Wer in Deutschland bei einem legalen Anbieter spielt, hat zahlreiche Einschränkungen, dafür aber auch die Rechtssicherheit. Problemloser spielt es sich da schon bei nicht auf der Whitelist der GGL zu findenden Anbieter, vor allem gibt es dort das Tischlimit. Während beim Livepoker ein Tisch ausreichend ist (aber auch manchmal langweilig), sind vier Tische für den durchschnittlichen Online-Pokerspieler viel zu wenig. Klickt man ein bisschen neben dem Netflix-Stream, dann hat man auch kein Problem mit vier Tischen. Aber will man sich wirklich in den Sunday Grind stürzen, dann wird man durch das Limit harsch ausgebremst.

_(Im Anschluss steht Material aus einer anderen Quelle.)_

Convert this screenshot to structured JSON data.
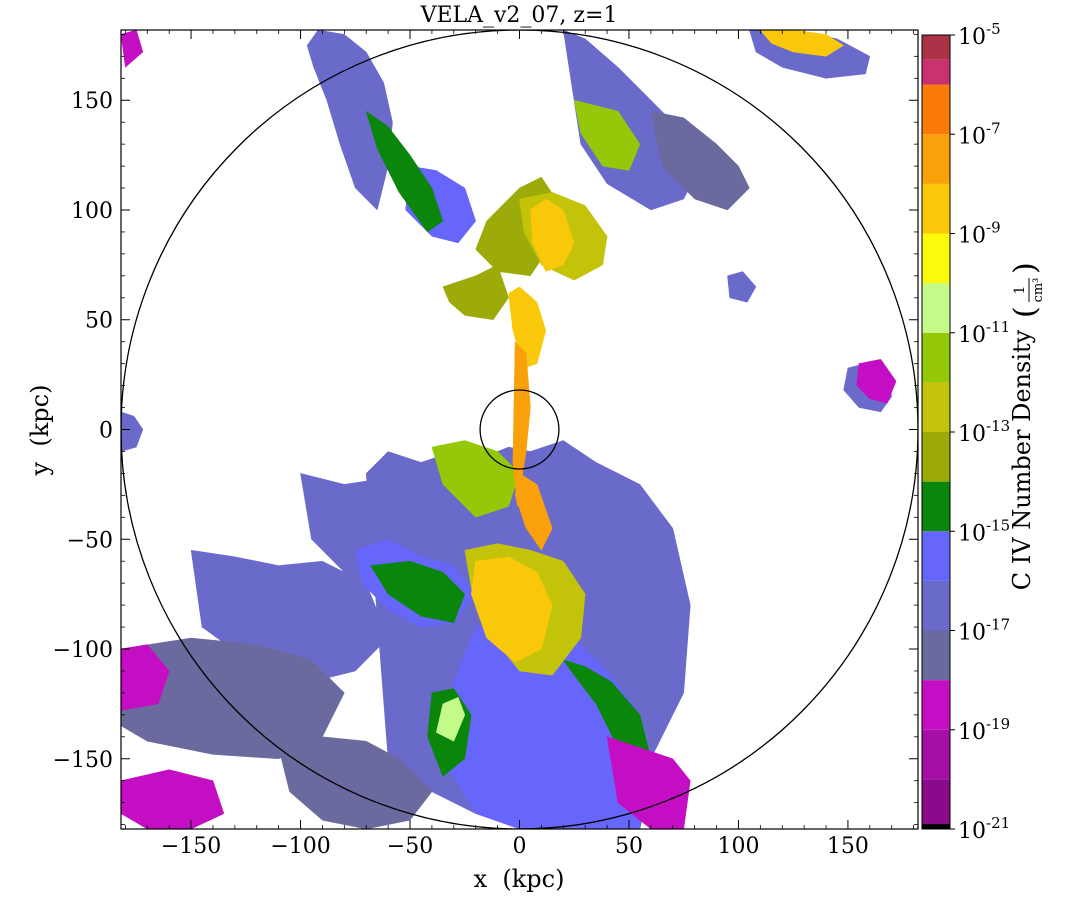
{
  "chart_data": {
    "type": "heatmap",
    "title": "VELA_v2_07, z=1",
    "xlabel": "x  (kpc)",
    "ylabel": "y  (kpc)",
    "xlim": [
      -182,
      182
    ],
    "ylim": [
      -182,
      182
    ],
    "x_ticks": [
      -150,
      -100,
      -50,
      0,
      50,
      100,
      150
    ],
    "y_ticks": [
      150,
      100,
      50,
      0,
      -50,
      -100,
      -150
    ],
    "x_tick_labels": [
      "−150",
      "−100",
      "−50",
      "0",
      "50",
      "100",
      "150"
    ],
    "y_tick_labels": [
      "150",
      "100",
      "50",
      "0",
      "−50",
      "−100",
      "−150"
    ],
    "reference_circles_kpc": [
      182,
      18
    ],
    "colorbar": {
      "label": "C IV Number Density",
      "unit_numerator": "1",
      "unit_denominator": "cm³",
      "scale": "log",
      "range_exponents": [
        -21,
        -5
      ],
      "tick_exponents": [
        -5,
        -7,
        -9,
        -11,
        -13,
        -15,
        -17,
        -19,
        -21
      ],
      "tick_base": "10",
      "levels": [
        {
          "exp": -21.0,
          "color": "#000000"
        },
        {
          "exp": -20.9,
          "color": "#8a0a8a"
        },
        {
          "exp": -20.0,
          "color": "#a60fa6"
        },
        {
          "exp": -19.0,
          "color": "#c40ec4"
        },
        {
          "exp": -18.0,
          "color": "#6a6a9e"
        },
        {
          "exp": -17.0,
          "color": "#6a6acb"
        },
        {
          "exp": -16.0,
          "color": "#6666fa"
        },
        {
          "exp": -15.0,
          "color": "#0a860a"
        },
        {
          "exp": -14.0,
          "color": "#9caa0a"
        },
        {
          "exp": -13.0,
          "color": "#c3c30a"
        },
        {
          "exp": -12.0,
          "color": "#96c80a"
        },
        {
          "exp": -11.0,
          "color": "#c4fa88"
        },
        {
          "exp": -10.0,
          "color": "#fafa0a"
        },
        {
          "exp": -9.0,
          "color": "#fac80a"
        },
        {
          "exp": -8.0,
          "color": "#faa00a"
        },
        {
          "exp": -7.0,
          "color": "#fa7a0a"
        },
        {
          "exp": -6.0,
          "color": "#c8326e"
        },
        {
          "exp": -5.5,
          "color": "#aa3246"
        }
      ]
    },
    "regions": [
      {
        "level": -17,
        "x": [
          -70,
          -60,
          -45,
          -30,
          -15,
          -5,
          5,
          20,
          35,
          55,
          70,
          78,
          75,
          60,
          40,
          20,
          0,
          -20,
          -40,
          -60
        ],
        "y": [
          -20,
          -10,
          -15,
          -10,
          -12,
          -8,
          -10,
          -5,
          -15,
          -25,
          -45,
          -80,
          -120,
          -150,
          -175,
          -180,
          -180,
          -175,
          -165,
          -150
        ]
      },
      {
        "level": -17,
        "x": [
          -150,
          -130,
          -110,
          -90,
          -70,
          -60,
          -75,
          -95,
          -120,
          -145
        ],
        "y": [
          -55,
          -58,
          -62,
          -60,
          -70,
          -95,
          -110,
          -115,
          -108,
          -90
        ]
      },
      {
        "level": -18,
        "x": [
          -182,
          -150,
          -120,
          -95,
          -80,
          -90,
          -110,
          -140,
          -170,
          -182
        ],
        "y": [
          -100,
          -95,
          -98,
          -105,
          -120,
          -140,
          -150,
          -148,
          -142,
          -135
        ]
      },
      {
        "level": -18,
        "x": [
          -110,
          -90,
          -70,
          -55,
          -40,
          -50,
          -70,
          -90,
          -105
        ],
        "y": [
          -145,
          -140,
          -142,
          -150,
          -165,
          -178,
          -182,
          -178,
          -165
        ]
      },
      {
        "level": -17,
        "x": [
          -100,
          -80,
          -60,
          -40,
          -25,
          -35,
          -55,
          -75,
          -95
        ],
        "y": [
          -20,
          -25,
          -22,
          -30,
          -45,
          -65,
          -80,
          -70,
          -50
        ]
      },
      {
        "level": -17,
        "x": [
          -92,
          -80,
          -70,
          -62,
          -58,
          -60,
          -65,
          -75,
          -82,
          -88,
          -94,
          -97
        ],
        "y": [
          182,
          180,
          172,
          158,
          140,
          120,
          100,
          110,
          130,
          150,
          165,
          175
        ]
      },
      {
        "level": -17,
        "x": [
          20,
          30,
          45,
          60,
          75,
          80,
          75,
          60,
          40,
          28
        ],
        "y": [
          182,
          178,
          165,
          150,
          135,
          115,
          105,
          100,
          112,
          130
        ]
      },
      {
        "level": -18,
        "x": [
          60,
          75,
          90,
          100,
          105,
          95,
          80,
          65
        ],
        "y": [
          145,
          142,
          130,
          120,
          110,
          100,
          105,
          120
        ]
      },
      {
        "level": -17,
        "x": [
          150,
          158,
          168,
          170,
          165,
          155,
          148
        ],
        "y": [
          28,
          30,
          24,
          15,
          8,
          10,
          18
        ]
      },
      {
        "level": -17,
        "x": [
          95,
          102,
          108,
          104,
          96
        ],
        "y": [
          70,
          72,
          65,
          58,
          60
        ]
      },
      {
        "level": -17,
        "x": [
          -182,
          -176,
          -172,
          -175,
          -182
        ],
        "y": [
          8,
          6,
          0,
          -8,
          -10
        ]
      },
      {
        "level": -16,
        "x": [
          -20,
          -5,
          10,
          25,
          40,
          55,
          60,
          55,
          40,
          20,
          0,
          -20,
          -35,
          -30
        ],
        "y": [
          -90,
          -85,
          -90,
          -95,
          -110,
          -130,
          -160,
          -182,
          -182,
          -182,
          -182,
          -175,
          -150,
          -115
        ]
      },
      {
        "level": -16,
        "x": [
          -75,
          -60,
          -45,
          -30,
          -20,
          -30,
          -45,
          -60,
          -72
        ],
        "y": [
          -55,
          -50,
          -58,
          -62,
          -75,
          -88,
          -90,
          -82,
          -70
        ]
      },
      {
        "level": -16,
        "x": [
          -50,
          -38,
          -25,
          -20,
          -28,
          -40,
          -52
        ],
        "y": [
          120,
          118,
          110,
          95,
          85,
          88,
          100
        ]
      },
      {
        "level": -15,
        "x": [
          -70,
          -60,
          -50,
          -40,
          -35,
          -42,
          -55,
          -65
        ],
        "y": [
          145,
          138,
          125,
          110,
          95,
          90,
          108,
          128
        ]
      },
      {
        "level": -15,
        "x": [
          -68,
          -50,
          -35,
          -25,
          -30,
          -45,
          -60
        ],
        "y": [
          -62,
          -60,
          -65,
          -75,
          -88,
          -85,
          -75
        ]
      },
      {
        "level": -15,
        "x": [
          20,
          30,
          42,
          55,
          60,
          58,
          45,
          35,
          25
        ],
        "y": [
          -105,
          -108,
          -115,
          -130,
          -150,
          -160,
          -145,
          -125,
          -112
        ]
      },
      {
        "level": -15,
        "x": [
          -40,
          -30,
          -22,
          -25,
          -35,
          -42
        ],
        "y": [
          -120,
          -118,
          -130,
          -150,
          -158,
          -140
        ]
      },
      {
        "level": -14,
        "x": [
          -15,
          0,
          10,
          20,
          15,
          5,
          -10,
          -20
        ],
        "y": [
          95,
          110,
          115,
          100,
          85,
          70,
          72,
          82
        ]
      },
      {
        "level": -14,
        "x": [
          -35,
          -20,
          -10,
          -5,
          -12,
          -25,
          -32
        ],
        "y": [
          65,
          70,
          75,
          60,
          50,
          52,
          58
        ]
      },
      {
        "level": -13,
        "x": [
          -25,
          -10,
          5,
          20,
          30,
          28,
          15,
          0,
          -12,
          -22
        ],
        "y": [
          -55,
          -52,
          -55,
          -60,
          -75,
          -95,
          -112,
          -110,
          -95,
          -72
        ]
      },
      {
        "level": -13,
        "x": [
          0,
          15,
          30,
          40,
          38,
          25,
          10,
          2
        ],
        "y": [
          105,
          108,
          102,
          88,
          75,
          68,
          75,
          90
        ]
      },
      {
        "level": -12,
        "x": [
          -40,
          -25,
          -10,
          0,
          -5,
          -20,
          -35
        ],
        "y": [
          -8,
          -5,
          -10,
          -20,
          -35,
          -40,
          -25
        ]
      },
      {
        "level": -12,
        "x": [
          25,
          45,
          55,
          50,
          38,
          28
        ],
        "y": [
          150,
          145,
          130,
          118,
          120,
          135
        ]
      },
      {
        "level": -11,
        "x": [
          -35,
          -28,
          -25,
          -30,
          -38
        ],
        "y": [
          -125,
          -122,
          -130,
          -142,
          -138
        ]
      },
      {
        "level": -9,
        "x": [
          -20,
          -5,
          8,
          15,
          10,
          -2,
          -15,
          -22
        ],
        "y": [
          -60,
          -58,
          -65,
          -80,
          -100,
          -106,
          -95,
          -75
        ]
      },
      {
        "level": -9,
        "x": [
          5,
          12,
          20,
          25,
          20,
          12,
          6
        ],
        "y": [
          100,
          105,
          100,
          85,
          75,
          72,
          85
        ]
      },
      {
        "level": -9,
        "x": [
          -5,
          0,
          8,
          12,
          8,
          2,
          -3
        ],
        "y": [
          62,
          65,
          58,
          45,
          30,
          28,
          45
        ]
      },
      {
        "level": -8,
        "x": [
          -2,
          3,
          5,
          3,
          -1,
          -3
        ],
        "y": [
          40,
          35,
          10,
          -10,
          -35,
          -15
        ]
      },
      {
        "level": -8,
        "x": [
          0,
          8,
          15,
          10,
          3,
          -2
        ],
        "y": [
          -20,
          -25,
          -45,
          -55,
          -45,
          -30
        ]
      },
      {
        "level": -17,
        "x": [
          105,
          125,
          145,
          160,
          158,
          140,
          120,
          108
        ],
        "y": [
          182,
          182,
          178,
          170,
          162,
          160,
          165,
          172
        ]
      },
      {
        "level": -9,
        "x": [
          110,
          125,
          140,
          148,
          140,
          125,
          115
        ],
        "y": [
          182,
          182,
          180,
          175,
          170,
          172,
          176
        ]
      },
      {
        "level": -19,
        "x": [
          -182,
          -170,
          -160,
          -165,
          -182
        ],
        "y": [
          -100,
          -98,
          -110,
          -125,
          -128
        ]
      },
      {
        "level": -19,
        "x": [
          -182,
          -160,
          -140,
          -135,
          -150,
          -170,
          -182
        ],
        "y": [
          -160,
          -155,
          -160,
          -175,
          -182,
          -182,
          -175
        ]
      },
      {
        "level": -19,
        "x": [
          -182,
          -175,
          -172,
          -180
        ],
        "y": [
          180,
          182,
          172,
          165
        ]
      },
      {
        "level": -19,
        "x": [
          155,
          165,
          172,
          168,
          160,
          154
        ],
        "y": [
          30,
          32,
          22,
          12,
          14,
          20
        ]
      },
      {
        "level": -19,
        "x": [
          40,
          55,
          70,
          78,
          75,
          60,
          45
        ],
        "y": [
          -140,
          -145,
          -150,
          -160,
          -182,
          -182,
          -170
        ]
      }
    ]
  }
}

Da Pokerspieler bekanntlich auch keine Lobby haben, hat sich nun Philippe Harald Freise der Aufgabe angenommen, eine Online Petition einzureichen, um gegebenenfalls das Tischlimit auf mindestens zwölf Tische anzuheben. Online-Pokerspieler gibt es Deutschland mehr als genug, um das Ziel von 30.000 Unterschriften zu erreichen. Auch wenn das Limit nicht jeden wirklich stört, die Anhebung macht die legalen Anbieter deutlich attraktiver und damit würde man auch dem Ziel des GlüStV 2021 entsprechen, Online-Poker in legale Bahnen zu lenken.